Dinosaurs Weren't Bulletproof
Movies love to make their monsters bulletproof to some degree. It makes killing the bad guy that much more interesting. But when movies place dinosaurs, which are really just animals, as the bad guys, it gets a little bit weird.
T. rex Couldn't Run
Turns out the internet was getting so upset over a woman outrunning a T. rex in heels for nothing (or were they?). In reality, these dinos probably couldn’t run fast at all. They were just too big.
Baby T. rex Looked Like a Duckling
Because they’re related to birds, it makes sense that a T. rex hatchling would look slightly similar to a duck. After hatching, the babies came out small — roughly the size of a turkey and covered in fuzz. They lost much of their fuzz over time, keeping only small patches on their heads and tails into adulthood.
T. rex Probably Didn't Roar
The king of dinosaurs couldn't even roar? Now it just seems a lot less scary. But wait. If it couldn't roar, what sound could it make? The T. rex probably could coo or hoot loudly.
Dinosaurs Were Pretty Fast
Many films seem to show dinosaurs as slow, lumbering, lethargic giants. While they were indeed huge creatures, they weren’t by any means slow. And sure, T. rex and others couldn't run, but they still could’ve walked really fast.
T. rex Can Still See People If They Don't Move
It's a common trope in the Jurassic Park series that the T. rex can't see people if they stay completely still. But of course they can see things that size — how could they not? The T. rex had eyes the size of oranges. How can a creature with eyes that big, known for its predatory nature, not see prey standing still?
Dinosaurs Weren't Aggressive
A predator prowling for food because it's hungry is aggressive, yes? So, naturally, a predatory dinosaur would've been the same way. But the dinosaurs in Jurassic Park are really aggressive all the time. Raptors continue stalking people after already eating several of them. Pterodactyls snatch humans after escaping their enclosure.
Dilophosaurus Didn't Have Frills, Either
The acid-spitting, shrunken menace was distorted by artistic license, once again. Turns out that the dilophosaurus didn't have a frill around its neck either. According to the Natural History Museum in London, there’s simply no evidence that the dilophosaurus had frills at all.

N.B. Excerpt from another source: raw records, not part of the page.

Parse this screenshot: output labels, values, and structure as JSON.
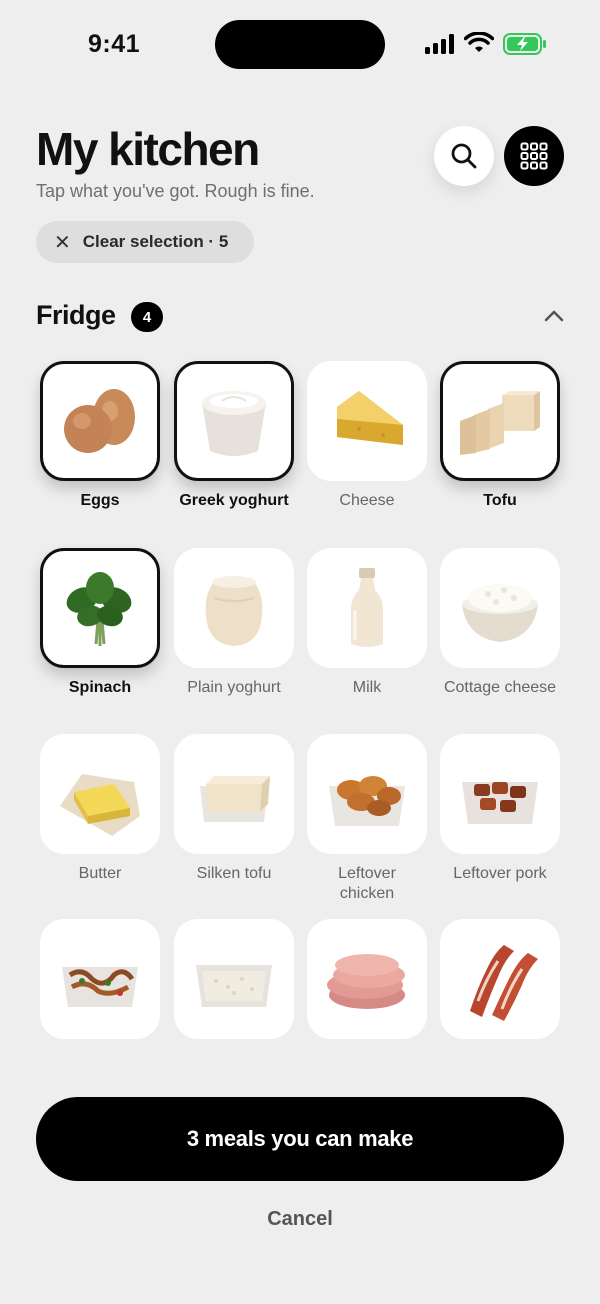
{
  "status_bar": {
    "time": "9:41",
    "icons": [
      "signal-icon",
      "wifi-icon",
      "battery-charging-icon"
    ],
    "battery_color": "#34c759"
  },
  "header": {
    "title": "My kitchen",
    "subtitle": "Tap what you've got. Rough is fine.",
    "search_icon": "search-icon",
    "view_icon": "grid-icon"
  },
  "clear_chip": {
    "label": "Clear selection · 5",
    "icon": "close-icon"
  },
  "section": {
    "title": "Fridge",
    "count": "4",
    "toggle_icon": "chevron-up-icon"
  },
  "items": [
    {
      "label": "Eggs",
      "selected": true,
      "icon": "eggs-icon"
    },
    {
      "label": "Greek yoghurt",
      "selected": true,
      "icon": "greek-yoghurt-icon"
    },
    {
      "label": "Cheese",
      "selected": false,
      "icon": "cheese-icon"
    },
    {
      "label": "Tofu",
      "selected": true,
      "icon": "tofu-icon"
    },
    {
      "label": "Spinach",
      "selected": true,
      "icon": "spinach-icon"
    },
    {
      "label": "Plain yoghurt",
      "selected": false,
      "icon": "plain-yoghurt-icon"
    },
    {
      "label": "Milk",
      "selected": false,
      "icon": "milk-icon"
    },
    {
      "label": "Cottage cheese",
      "selected": false,
      "icon": "cottage-cheese-icon"
    },
    {
      "label": "Butter",
      "selected": false,
      "icon": "butter-icon"
    },
    {
      "label": "Silken tofu",
      "selected": false,
      "icon": "silken-tofu-icon"
    },
    {
      "label": "Leftover chicken",
      "selected": false,
      "icon": "leftover-chicken-icon"
    },
    {
      "label": "Leftover pork",
      "selected": false,
      "icon": "leftover-pork-icon"
    },
    {
      "label": "",
      "selected": false,
      "icon": "leftover-stir-fry-icon"
    },
    {
      "label": "",
      "selected": false,
      "icon": "rice-container-icon"
    },
    {
      "label": "",
      "selected": false,
      "icon": "ham-icon"
    },
    {
      "label": "",
      "selected": false,
      "icon": "bacon-icon"
    }
  ],
  "cta": {
    "label": "3 meals you can make"
  },
  "cancel": {
    "label": "Cancel"
  }
}
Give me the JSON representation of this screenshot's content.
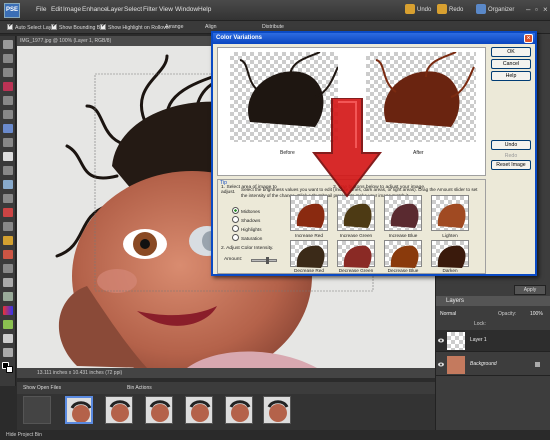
{
  "app": {
    "logo_text": "PSE",
    "menu": [
      "File",
      "Edit",
      "Image",
      "Enhance",
      "Layer",
      "Select",
      "Filter",
      "View",
      "Window",
      "Help"
    ],
    "undo_label": "Undo",
    "redo_label": "Redo",
    "organizer_label": "Organizer"
  },
  "options_bar": {
    "auto_select": "Auto Select Layer",
    "show_bounding": "Show Bounding Box",
    "show_highlight": "Show Highlight on Rollover",
    "arrange": "Arrange",
    "align": "Align",
    "distribute": "Distribute"
  },
  "document": {
    "tab_title": "IMG_1977.jpg @ 100% (Layer 1, RGB/8)",
    "status": "13.111 inches x 10.431 inches (72 ppi)"
  },
  "bin": {
    "show_open_files": "Show Open Files",
    "bin_actions": "Bin Actions",
    "hide_project_bin": "Hide Project Bin"
  },
  "right_panel": {
    "apply_label": "Apply",
    "layers_title": "Layers",
    "blend_mode": "Normal",
    "opacity_label": "Opacity:",
    "opacity_value": "100%",
    "lock_label": "Lock:",
    "layers": [
      {
        "name": "Layer 1"
      },
      {
        "name": "Background"
      }
    ]
  },
  "dialog": {
    "title": "Color Variations",
    "before_label": "Before",
    "after_label": "After",
    "buttons": {
      "ok": "OK",
      "cancel": "Cancel",
      "help": "Help",
      "undo": "Undo",
      "redo": "Redo",
      "reset": "Reset Image"
    },
    "tip_label": "Tip",
    "tip_text": "Select the brightness values you want to edit (middle tones, dark areas, or light areas). Drag the Amount slider to set the intensity of the change. Click a thumbnail preview to make your image match it.",
    "step1": "1. Select area of image to adjust.",
    "step2": "2. Adjust Color Intensity.",
    "step3": "3. Use buttons below to adjust your image.",
    "amount_label": "Amount:",
    "area_options": [
      {
        "label": "Midtones",
        "selected": true
      },
      {
        "label": "Shadows",
        "selected": false
      },
      {
        "label": "Highlights",
        "selected": false
      },
      {
        "label": "Saturation",
        "selected": false
      }
    ],
    "variations": [
      {
        "label": "Increase Red",
        "color": "#8a2a10"
      },
      {
        "label": "Increase Green",
        "color": "#4d3a14"
      },
      {
        "label": "Increase Blue",
        "color": "#5a2a30"
      },
      {
        "label": "Lighten",
        "color": "#a04a22"
      },
      {
        "label": "Decrease Red",
        "color": "#3b2a18"
      },
      {
        "label": "Decrease Green",
        "color": "#8a2a25"
      },
      {
        "label": "Decrease Blue",
        "color": "#8a3a0c"
      },
      {
        "label": "Darken",
        "color": "#3a1a0c"
      }
    ]
  }
}
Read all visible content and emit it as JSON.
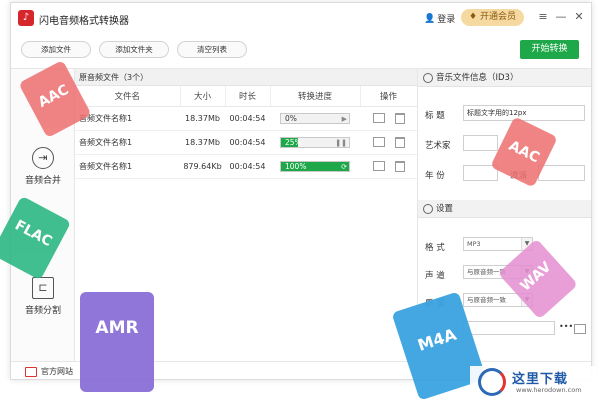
{
  "app": {
    "title": "闪电音频格式转换器",
    "login": "登录",
    "vip": "开通会员"
  },
  "toolbar": {
    "add_file": "添加文件",
    "add_folder": "添加文件夹",
    "clear_list": "清空列表",
    "start": "开始转换"
  },
  "nav": {
    "merge": "音频合并",
    "split": "音频分割"
  },
  "bottom": {
    "official_site": "官方网站"
  },
  "files": {
    "header": "原音频文件（3个）",
    "columns": [
      "文件名",
      "大小",
      "时长",
      "转换进度",
      "操作"
    ],
    "rows": [
      {
        "name": "音频文件名称1",
        "size": "18.37Mb",
        "duration": "00:04:54",
        "progress_label": "0%",
        "progress": 0
      },
      {
        "name": "音频文件名称1",
        "size": "18.37Mb",
        "duration": "00:04:54",
        "progress_label": "25%",
        "progress": 25
      },
      {
        "name": "音频文件名称1",
        "size": "879.64Kb",
        "duration": "00:04:54",
        "progress_label": "100%",
        "progress": 100
      }
    ]
  },
  "id3": {
    "header": "音乐文件信息（ID3）",
    "title_label": "标  题",
    "title_value": "标题文字用的12px",
    "artist_label": "艺术家",
    "year_label": "年  份",
    "genre_label": "流派"
  },
  "settings": {
    "header": "设置",
    "format_label": "格  式",
    "format_value": "MP3",
    "channel_label": "声  道",
    "channel_value": "与原音频一致",
    "quality_label": "质  量",
    "quality_value": "与原音频一致"
  },
  "badges": {
    "aac": "AAC",
    "flac": "FLAC",
    "amr": "AMR",
    "m4a": "M4A",
    "wav": "WAV",
    "aac2": "AAC"
  },
  "watermark": {
    "cn": "这里下载",
    "url": "www.herodown.com"
  },
  "colors": {
    "accent": "#1ea84a",
    "brand": "#d7262b",
    "vip": "#f5d9a0"
  }
}
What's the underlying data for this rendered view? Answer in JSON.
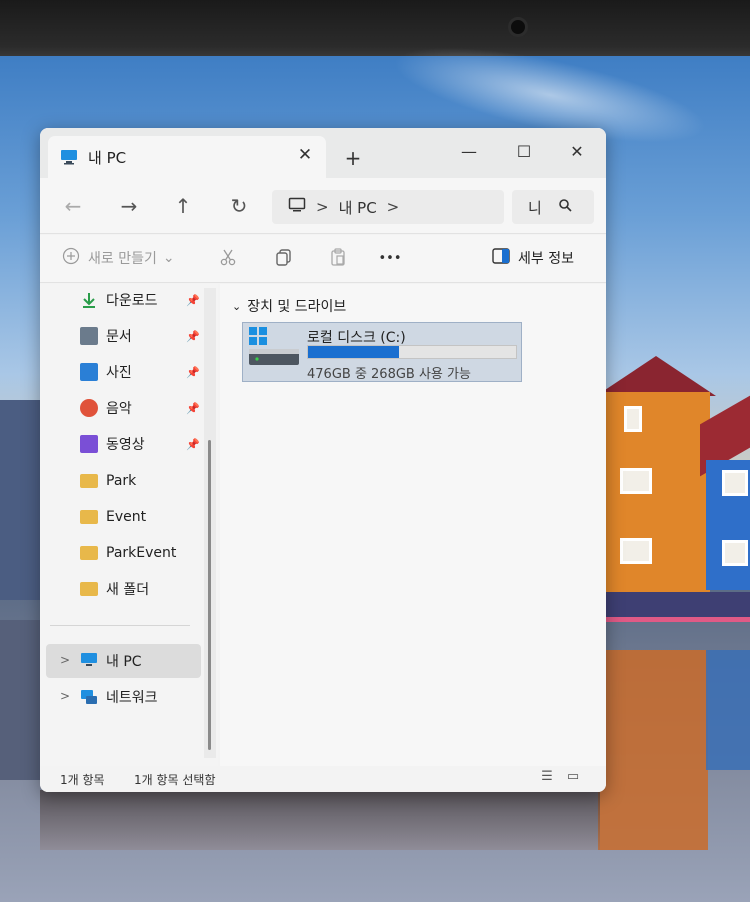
{
  "window": {
    "tab_title": "내 PC",
    "tab_close": "✕",
    "new_tab": "+",
    "minimize": "—",
    "maximize": "☐",
    "close": "✕"
  },
  "nav": {
    "back": "←",
    "forward": "→",
    "up": "↑",
    "refresh": "↻",
    "address": {
      "segments": [
        "내 PC"
      ],
      "chevron": ">"
    },
    "search_placeholder": "니"
  },
  "toolbar": {
    "new_label": "새로 만들기",
    "new_caret": "⌄",
    "more": "•••",
    "details_label": "세부 정보"
  },
  "sidebar": {
    "pinned": [
      {
        "label": "다운로드",
        "icon": "download-icon",
        "color": "#2a9d4a"
      },
      {
        "label": "문서",
        "icon": "document-icon",
        "color": "#6b7b8c"
      },
      {
        "label": "사진",
        "icon": "pictures-icon",
        "color": "#2a7fd6"
      },
      {
        "label": "음악",
        "icon": "music-icon",
        "color": "#e0523a"
      },
      {
        "label": "동영상",
        "icon": "videos-icon",
        "color": "#7a4fd6"
      }
    ],
    "folders": [
      {
        "label": "Park",
        "icon": "folder-icon"
      },
      {
        "label": "Event",
        "icon": "folder-icon"
      },
      {
        "label": "ParkEvent",
        "icon": "folder-icon"
      },
      {
        "label": "새 폴더",
        "icon": "folder-icon"
      }
    ],
    "this_pc": "내 PC",
    "network": "네트워크",
    "chevron": ">"
  },
  "content": {
    "group_header": "장치 및 드라이브",
    "group_caret": "⌄",
    "drive": {
      "name": "로컬 디스크 (C:)",
      "space": "476GB 중 268GB 사용 가능",
      "used_fraction": 0.437,
      "fill_color": "#1a6fd0"
    }
  },
  "status": {
    "item_count": "1개 항목",
    "selected": "1개 항목 선택함"
  },
  "colors": {
    "accent": "#1a6fd0",
    "folder": "#e8b84a"
  }
}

A T. rex Bite Would've Killed King Kong
In Peter Jackson's King Kong remake, there’s a scene in which the giant ape is caught in the jaws of a T. rex. The end result was the escape of Kong and the murder of the dinosaur. This would've ended another way if it were real, though (giant gorillas aside for a moment).
Ankylosaurus Wouldn't Have Used Its Tail as a Weapon
In Jurassic World, we see a pair of ankylosaurs use their huge, mace-like tails to smash the park gyrosphere. While they theoretically could've done that, and theories say that the force of a tail swing could probably shatter bone, they simply wouldn't have.